ON-FARM processing could be a game-changer for those looking to brand their meat, according to Clare Valley foodie Michele Lally.
Early this year she and husband Phil put their award-winning Savannah Farm brand on hold for a new venture, Australian Micro Processors.
Their aim is to deliver customised, multi-species, micro abattoirs to those looking to market their beef, lamb, pork, chicken or other meats.
The units are modelled on one the Lallys built on their Mid North farm in 2016.
A mid-sized unit is capable of processing about 35 lambs a day and the larger units up 100 cattle a week.
They can be built in three to five months.
“Throughput is determined by the chiller space you have and the beauty is the unit can process beef one day and pigs the next day,” she said.
Ms Lally says the rationalisation of meat processing has made it increasingly difficult for small-scale producers to get full service kill space.
Several SA brands have been forced to process their animals interstate.
“About 80 per cent of what is processed here in SA is by two major processors,” she said.
“In the United States in the 1970s the top five processors controlled 25 per cent of the market but today the top four control more than 75pc – they are seeing these micro abattoirs popping up and Australia usually follows the United Kingdom and US in ag and food trends.”
Many consumers want to follow their food from the paddock to the plate so Ms Lally says on-farm processing offers traceability.
“It is the ultimate in stress-free, ethical and traceable meat production and, from a sustainability point of view, you can use all the waste on your property,” she said.
Ms Lally believes the economics stack up as well, especially with high returns for beef and lamb in the current consumer market.
A producer or producer group should be able to pay for the units (around $300,000 including yards and design) in less than five years with a throughput of 35 (or equivalent) lambs a day, five days a week, 50 weeks a year. Throughput can be expanded and contracted without the costs of large abattoirs.
The Lallys also see the opportunity for remote area communities and government agencies to use the units to process feral pests, such as goats, camels and brumbies – ensuring humane slaughter and the ability to use the meat, rather than slaughtering and leaving the animals in situ.
They could also be a godsend for remote communities looking for affordable, locally-produced food.
“Cuba only has two days food security similar to places in the APY Lands, so these types of units could go into places where they want to reclaim their own food processing and reduce the costs of shipping protein in that’s travelled hundreds of food miles.”
Ms Lally acknowledges finding qualified staff for the units is a challenge but there are ways around this with training and initiatives working with remote communities.
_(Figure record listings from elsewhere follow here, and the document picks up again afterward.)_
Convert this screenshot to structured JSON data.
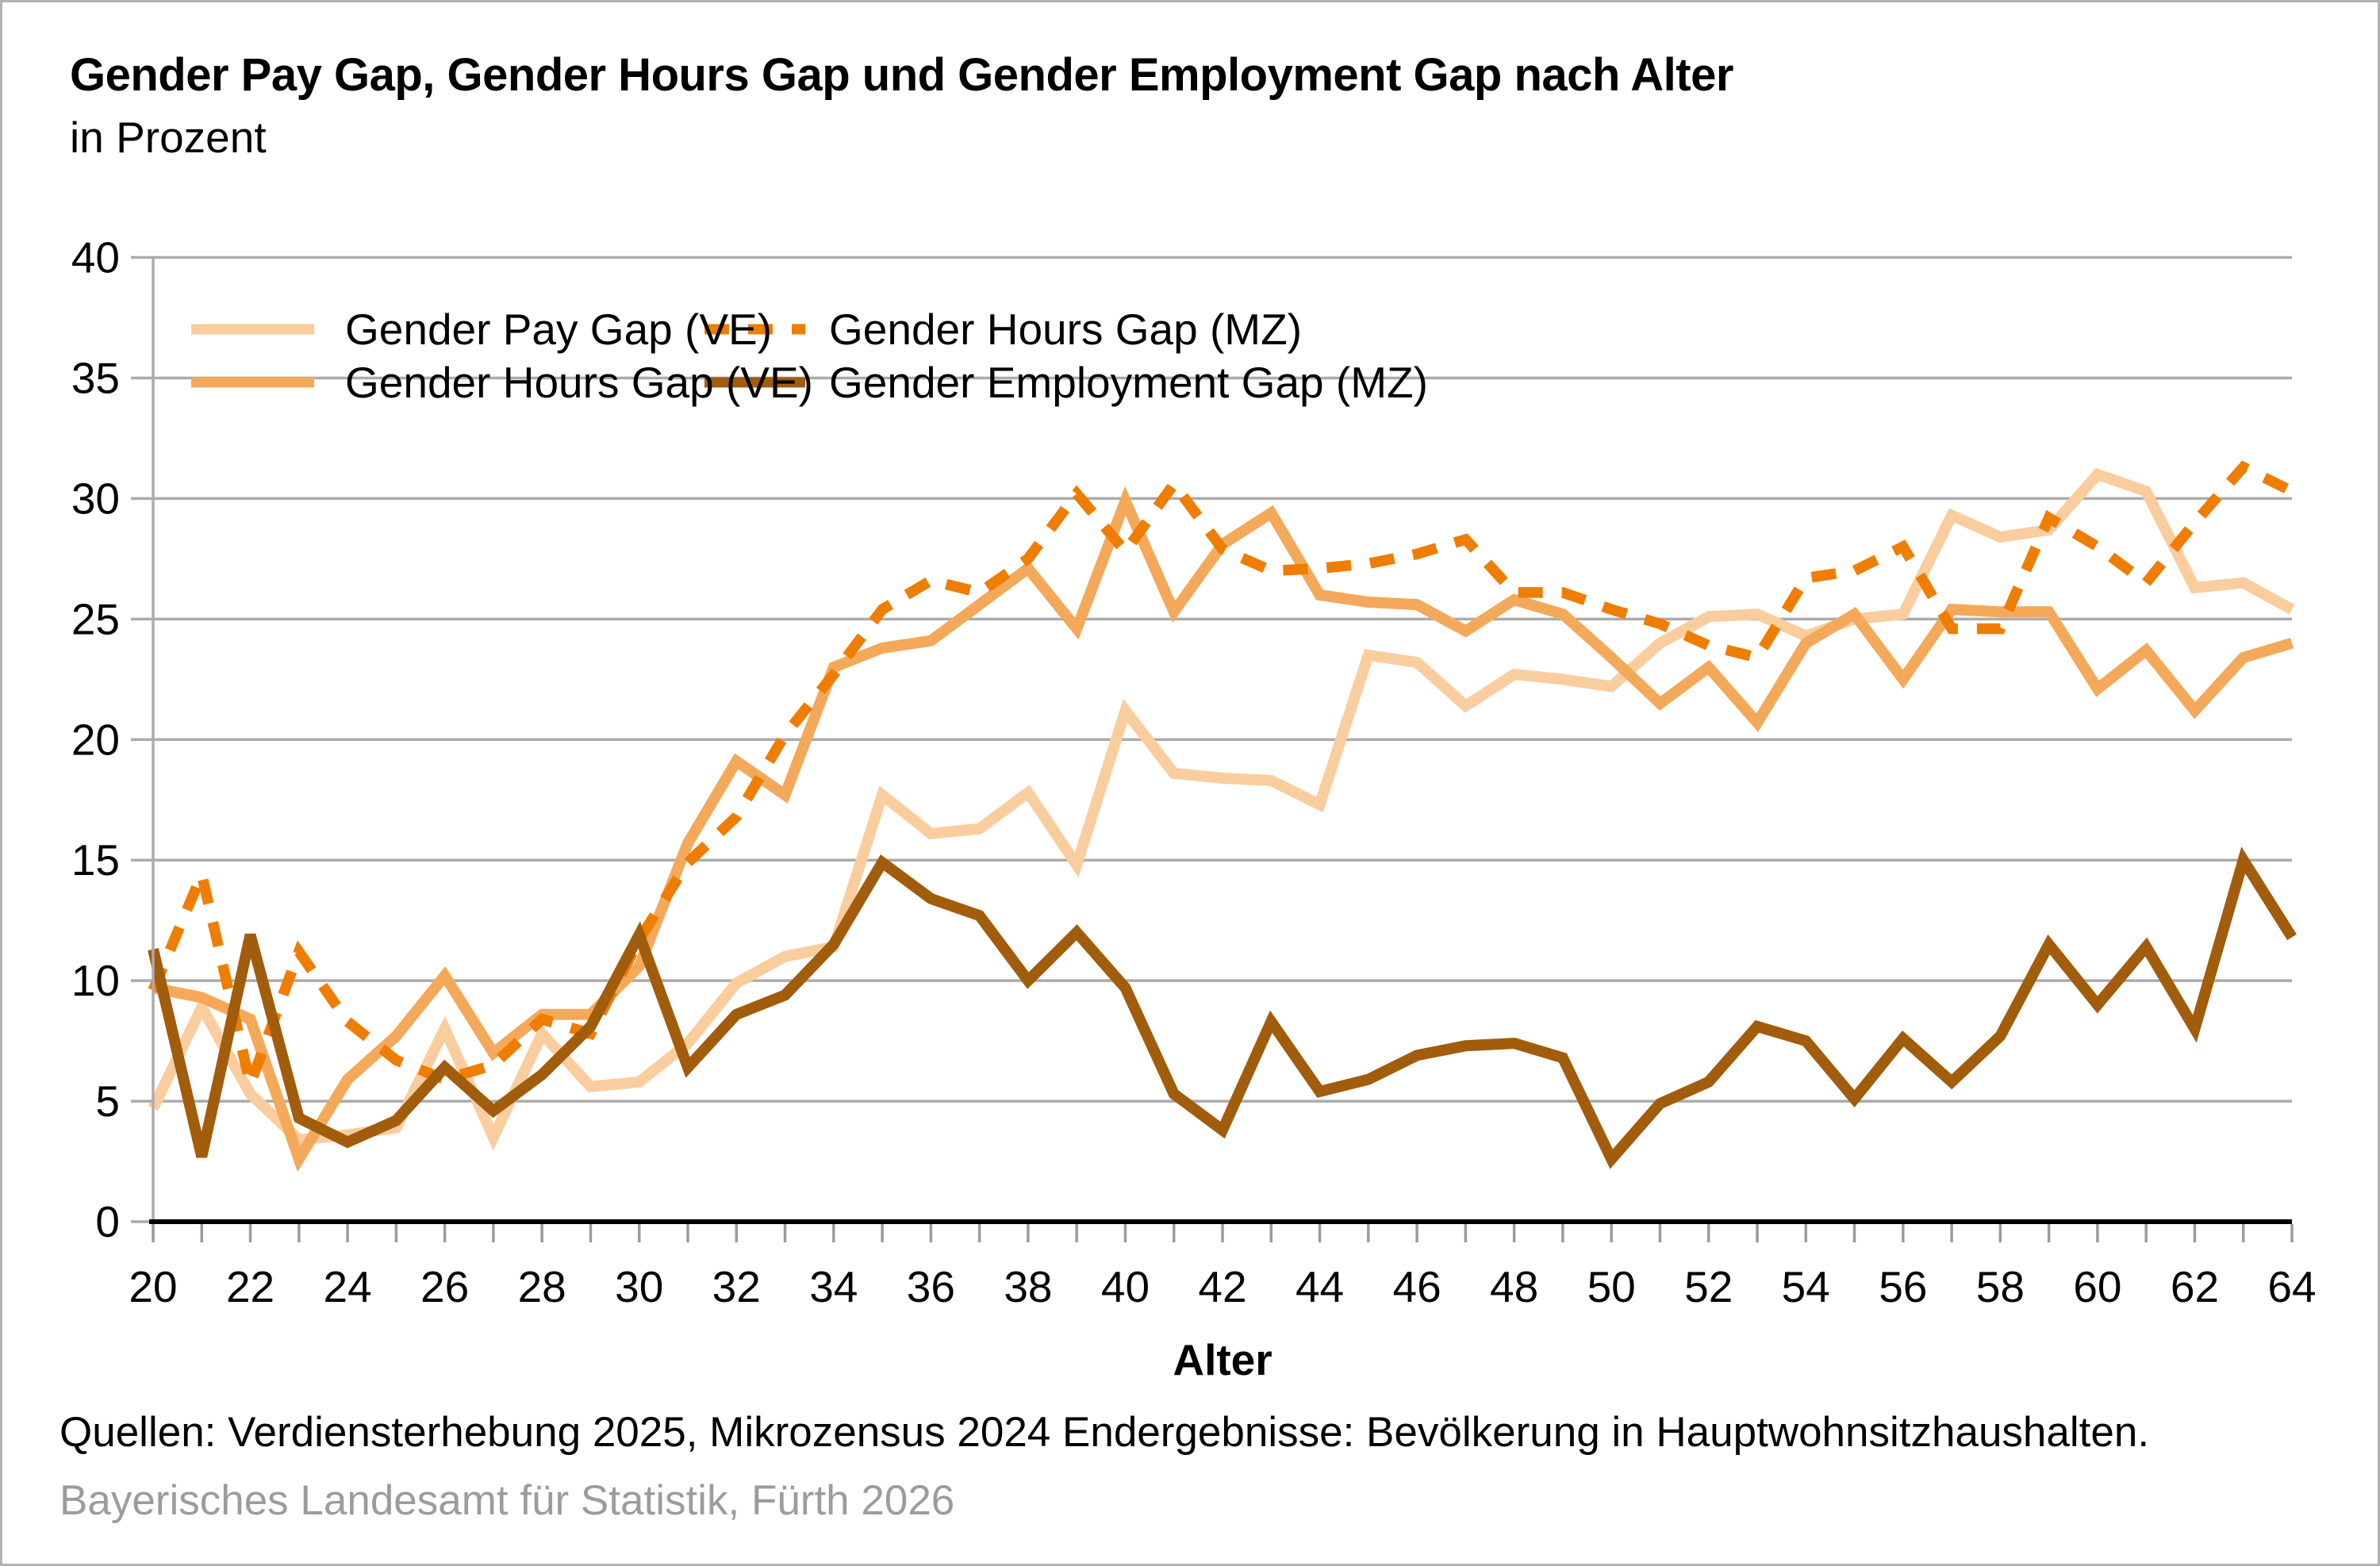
{
  "title": "Gender Pay Gap, Gender Hours Gap und Gender Employment Gap nach Alter",
  "subtitle": "in Prozent",
  "source_line": "Quellen: Verdiensterhebung 2025, Mikrozensus 2024 Endergebnisse: Bevölkerung in Hauptwohnsitzhaushalten.",
  "footer": "Bayerisches Landesamt für Statistik, Fürth 2026",
  "colors": {
    "pay_ve": "#FACD9E",
    "hours_ve": "#F4A85A",
    "hours_mz": "#EE7D00",
    "empl_mz": "#A15C0C",
    "gridline": "#ABABAB",
    "axis": "#000000",
    "tick": "#9B9B9B",
    "footer_gray": "#9C9C9C"
  },
  "chart_data": {
    "type": "line",
    "title": "Gender Pay Gap, Gender Hours Gap und Gender Employment Gap nach Alter",
    "subtitle": "in Prozent",
    "xlabel": "Alter",
    "ylabel": "",
    "xlim": [
      20,
      64
    ],
    "ylim": [
      0,
      40
    ],
    "grid": true,
    "legend_position": "top-left-inside",
    "x": [
      20,
      21,
      22,
      23,
      24,
      25,
      26,
      27,
      28,
      29,
      30,
      31,
      32,
      33,
      34,
      35,
      36,
      37,
      38,
      39,
      40,
      41,
      42,
      43,
      44,
      45,
      46,
      47,
      48,
      49,
      50,
      51,
      52,
      53,
      54,
      55,
      56,
      57,
      58,
      59,
      60,
      61,
      62,
      63,
      64
    ],
    "x_tick_labels": [
      20,
      22,
      24,
      26,
      28,
      30,
      32,
      34,
      36,
      38,
      40,
      42,
      44,
      46,
      48,
      50,
      52,
      54,
      56,
      58,
      60,
      62,
      64
    ],
    "y_tick_labels": [
      0,
      5,
      10,
      15,
      20,
      25,
      30,
      35,
      40
    ],
    "series": [
      {
        "name": "Gender Pay Gap (VE)",
        "style": "solid",
        "color": "#FACD9E",
        "values": [
          4.7,
          8.9,
          5.3,
          3.4,
          3.6,
          3.9,
          8.0,
          3.5,
          7.8,
          5.6,
          5.8,
          7.4,
          9.9,
          11.0,
          11.4,
          17.7,
          16.1,
          16.3,
          17.8,
          14.8,
          21.2,
          18.6,
          18.4,
          18.3,
          17.3,
          23.5,
          23.2,
          21.4,
          22.7,
          22.5,
          22.2,
          24.0,
          25.1,
          25.2,
          24.3,
          25.0,
          25.2,
          29.3,
          28.4,
          28.7,
          31.0,
          30.3,
          26.3,
          26.5,
          25.4
        ]
      },
      {
        "name": "Gender Hours Gap (VE)",
        "style": "solid",
        "color": "#F4A85A",
        "values": [
          9.7,
          9.3,
          8.4,
          2.6,
          5.9,
          7.7,
          10.2,
          7.0,
          8.6,
          8.6,
          10.6,
          15.7,
          19.1,
          17.7,
          23.0,
          23.8,
          24.1,
          25.6,
          27.1,
          24.6,
          29.9,
          25.3,
          28.1,
          29.4,
          26.0,
          25.7,
          25.6,
          24.5,
          25.8,
          25.2,
          23.4,
          21.5,
          23.0,
          20.7,
          24.0,
          25.2,
          22.5,
          25.4,
          25.3,
          25.3,
          22.1,
          23.7,
          21.2,
          23.4,
          24.0
        ]
      },
      {
        "name": "Gender Hours Gap (MZ)",
        "style": "dashed",
        "color": "#EE7D00",
        "values": [
          9.6,
          14.4,
          5.7,
          11.2,
          8.3,
          6.7,
          5.9,
          6.5,
          8.4,
          7.8,
          11.7,
          14.9,
          16.8,
          20.2,
          22.7,
          25.4,
          26.6,
          26.1,
          27.5,
          30.2,
          27.8,
          30.6,
          27.9,
          27.0,
          27.1,
          27.3,
          27.7,
          28.3,
          26.1,
          26.1,
          25.4,
          24.8,
          23.9,
          23.4,
          26.7,
          27.0,
          28.0,
          24.6,
          24.6,
          29.2,
          28.0,
          26.5,
          29.0,
          31.3,
          30.3
        ]
      },
      {
        "name": "Gender Employment Gap (MZ)",
        "style": "solid",
        "color": "#A15C0C",
        "values": [
          11.3,
          2.7,
          11.9,
          4.3,
          3.3,
          4.2,
          6.4,
          4.6,
          6.1,
          8.1,
          11.9,
          6.4,
          8.6,
          9.4,
          11.5,
          14.9,
          13.4,
          12.7,
          10.0,
          12.0,
          9.7,
          5.3,
          3.8,
          8.3,
          5.4,
          5.9,
          6.9,
          7.3,
          7.4,
          6.8,
          2.6,
          4.9,
          5.8,
          8.1,
          7.5,
          5.1,
          7.6,
          5.8,
          7.7,
          11.5,
          9.0,
          11.4,
          8.0,
          15.0,
          11.8
        ]
      }
    ]
  }
}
A producer or producer group should be able to pay for the units (about $300,000 including yards and design) in less than five years with a throughput of 35 (or equivalent) lambs a day, five days a week, 50 weeks a year.
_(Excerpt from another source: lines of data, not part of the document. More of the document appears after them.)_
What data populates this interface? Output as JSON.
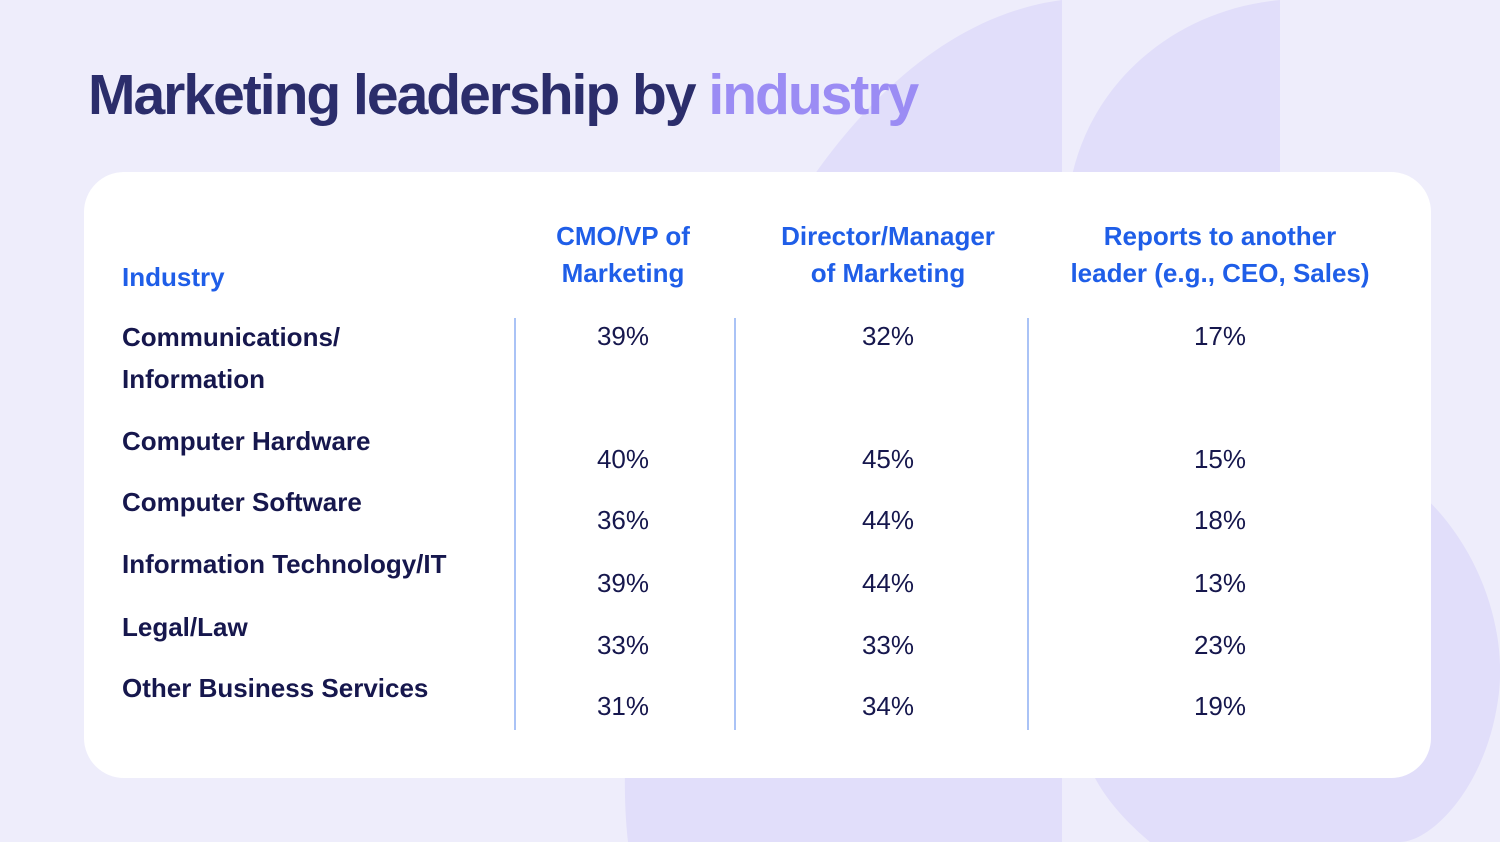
{
  "title": {
    "main": "Marketing leadership by",
    "accent": "industry"
  },
  "colors": {
    "background": "#eeedfb",
    "shape": "#e1defa",
    "title": "#2b2d6b",
    "accent": "#9b8cf4",
    "header": "#1f5ee8",
    "text": "#16174d",
    "divider": "#aac3f6"
  },
  "chart_data": {
    "type": "table",
    "columns": [
      "Industry",
      "CMO/VP of\nMarketing",
      "Director/Manager\nof Marketing",
      "Reports to another\nleader (e.g., CEO, Sales)"
    ],
    "rows": [
      {
        "industry": "Communications/\nInformation",
        "values": [
          "39%",
          "32%",
          "17%"
        ]
      },
      {
        "industry": "Computer Hardware",
        "values": [
          "40%",
          "45%",
          "15%"
        ]
      },
      {
        "industry": "Computer Software",
        "values": [
          "36%",
          "44%",
          "18%"
        ]
      },
      {
        "industry": "Information Technology/IT",
        "values": [
          "39%",
          "44%",
          "13%"
        ]
      },
      {
        "industry": "Legal/Law",
        "values": [
          "33%",
          "33%",
          "23%"
        ]
      },
      {
        "industry": "Other Business Services",
        "values": [
          "31%",
          "34%",
          "19%"
        ]
      }
    ]
  }
}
The Lallys also see the opportunity for remote communities and government agencies to use the units to process feral pests, such as goats, camels and brumbies – ensuring humane slaughter and the ability to use the meat.
They could also help communities looking for affordable, locally-produced food.
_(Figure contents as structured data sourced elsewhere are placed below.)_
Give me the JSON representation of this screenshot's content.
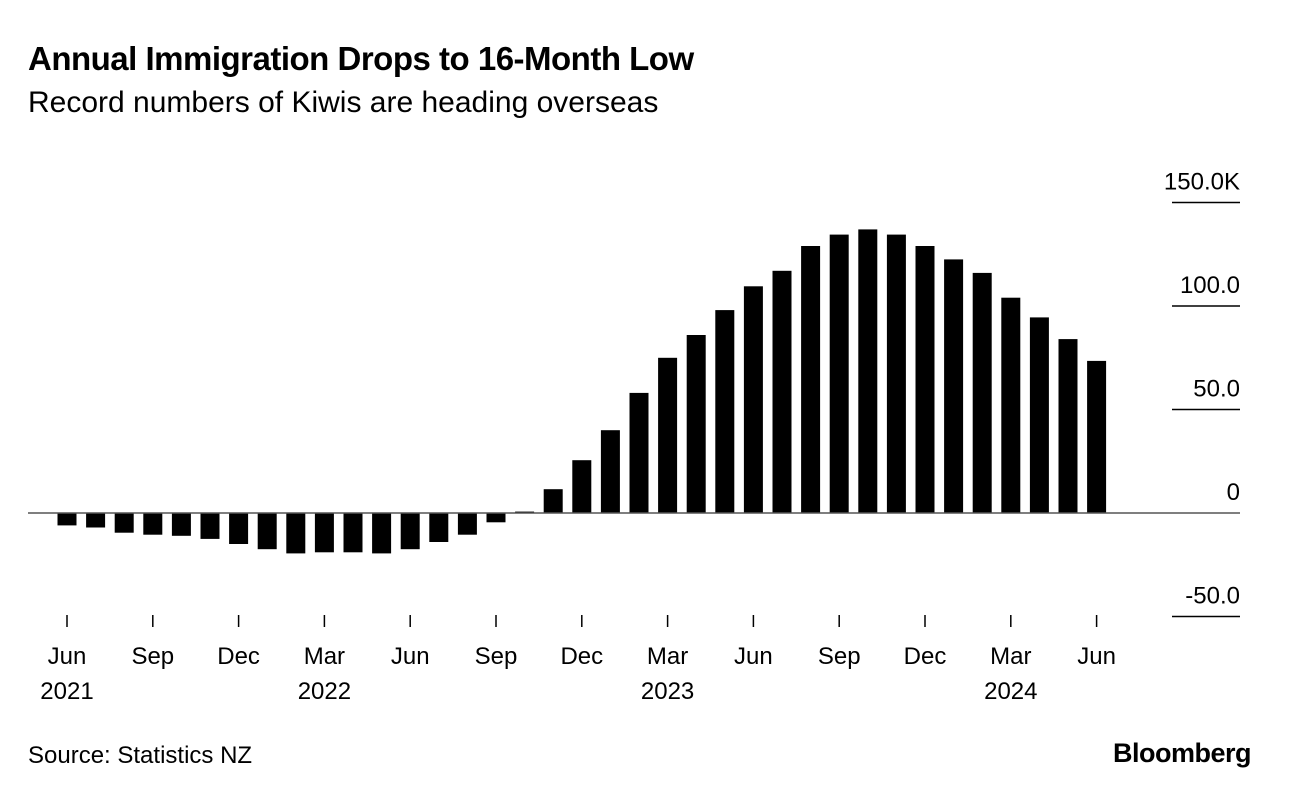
{
  "header": {
    "title": "Annual Immigration Drops to 16-Month Low",
    "subtitle": "Record numbers of Kiwis are heading overseas"
  },
  "footer": {
    "source": "Source: Statistics NZ",
    "brand": "Bloomberg"
  },
  "colors": {
    "bar": "#000000",
    "grid": "#000000",
    "text": "#000000"
  },
  "chart_data": {
    "type": "bar",
    "title": "Annual Immigration Drops to 16-Month Low",
    "subtitle": "Record numbers of Kiwis are heading overseas",
    "xlabel": "",
    "ylabel": "",
    "ylim": [
      -50,
      150
    ],
    "yticks": [
      {
        "value": 150,
        "label": "150.0K"
      },
      {
        "value": 100,
        "label": "100.0"
      },
      {
        "value": 50,
        "label": "50.0"
      },
      {
        "value": 0,
        "label": "0"
      },
      {
        "value": -50,
        "label": "-50.0"
      }
    ],
    "categories": [
      "Jun 2021",
      "Jul 2021",
      "Aug 2021",
      "Sep 2021",
      "Oct 2021",
      "Nov 2021",
      "Dec 2021",
      "Jan 2022",
      "Feb 2022",
      "Mar 2022",
      "Apr 2022",
      "May 2022",
      "Jun 2022",
      "Jul 2022",
      "Aug 2022",
      "Sep 2022",
      "Oct 2022",
      "Nov 2022",
      "Dec 2022",
      "Jan 2023",
      "Feb 2023",
      "Mar 2023",
      "Apr 2023",
      "May 2023",
      "Jun 2023",
      "Jul 2023",
      "Aug 2023",
      "Sep 2023",
      "Oct 2023",
      "Nov 2023",
      "Dec 2023",
      "Jan 2024",
      "Feb 2024",
      "Mar 2024",
      "Apr 2024",
      "May 2024",
      "Jun 2024"
    ],
    "values": [
      -6,
      -7,
      -9.5,
      -10.5,
      -11,
      -12.5,
      -15,
      -17.5,
      -19.5,
      -19,
      -19,
      -19.5,
      -17.5,
      -14,
      -10.5,
      -4.5,
      0.7,
      11.5,
      25.5,
      40,
      58,
      75,
      86,
      98,
      109.5,
      117,
      129,
      134.5,
      137,
      134.5,
      129,
      122.5,
      116,
      104,
      94.5,
      84,
      73.5
    ],
    "xticks": [
      {
        "index": 0,
        "month": "Jun",
        "year": "2021"
      },
      {
        "index": 3,
        "month": "Sep",
        "year": ""
      },
      {
        "index": 6,
        "month": "Dec",
        "year": ""
      },
      {
        "index": 9,
        "month": "Mar",
        "year": "2022"
      },
      {
        "index": 12,
        "month": "Jun",
        "year": ""
      },
      {
        "index": 15,
        "month": "Sep",
        "year": ""
      },
      {
        "index": 18,
        "month": "Dec",
        "year": ""
      },
      {
        "index": 21,
        "month": "Mar",
        "year": "2023"
      },
      {
        "index": 24,
        "month": "Jun",
        "year": ""
      },
      {
        "index": 27,
        "month": "Sep",
        "year": ""
      },
      {
        "index": 30,
        "month": "Dec",
        "year": ""
      },
      {
        "index": 33,
        "month": "Mar",
        "year": "2024"
      },
      {
        "index": 36,
        "month": "Jun",
        "year": ""
      }
    ],
    "legend": "none",
    "grid": false
  }
}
“Cuba only has two days’ food security, similar to places in the APY Lands, so these types of units could go into places where they want to reclaim their own processing and reduce the costs of shipping protein in that has travelling hundreds of food miles,” she said.
Australian Micro Processors already has five prospective customers.
“We realise not everyone wants to brand their own meat but we have had many people contact us to say they would love to, but their nearest abattoir is five hours away,” she said.
“It is a sound, long-term investment, especially with sheep and beef returns high and it opens up opportunities for collaboration and co-operatives,” Ms Lally said.
New direction for couple behind Savannah Farm
For more than a decade Clare Valley farmers Michele and Phil Lally built a strong following with their Savannah Lamb brand, sought-after by some of Adelaide’s top restaurants and discerning households.
The Lallys also produced beef, chicken and heritage pork, expanding the brand to Savannah Farm. But in March they took a step back, dispersing their sheep flock and leasing the farm.
“We were at a point where we needed 10 staff to keep up with demand and were on the road four days a week,” she said.
“At one point, we had 45 lambs a week going to seven different locations and viable refrigerated freight was difficult to find and extremely costly, not to mention reliable cutting and packing.”
For much of the time, Savannah Farm meat was processed an hour away from their farm, but with the assistance of a $100,000 PIRSA Advanced Food Manufacturing Grant they built their own licensed on-farm processing unit, making considerable freight savings.
This success has inspired them to help others do the same, looking to manufacture the units and providing advice on how to gain accreditation and build the facilities.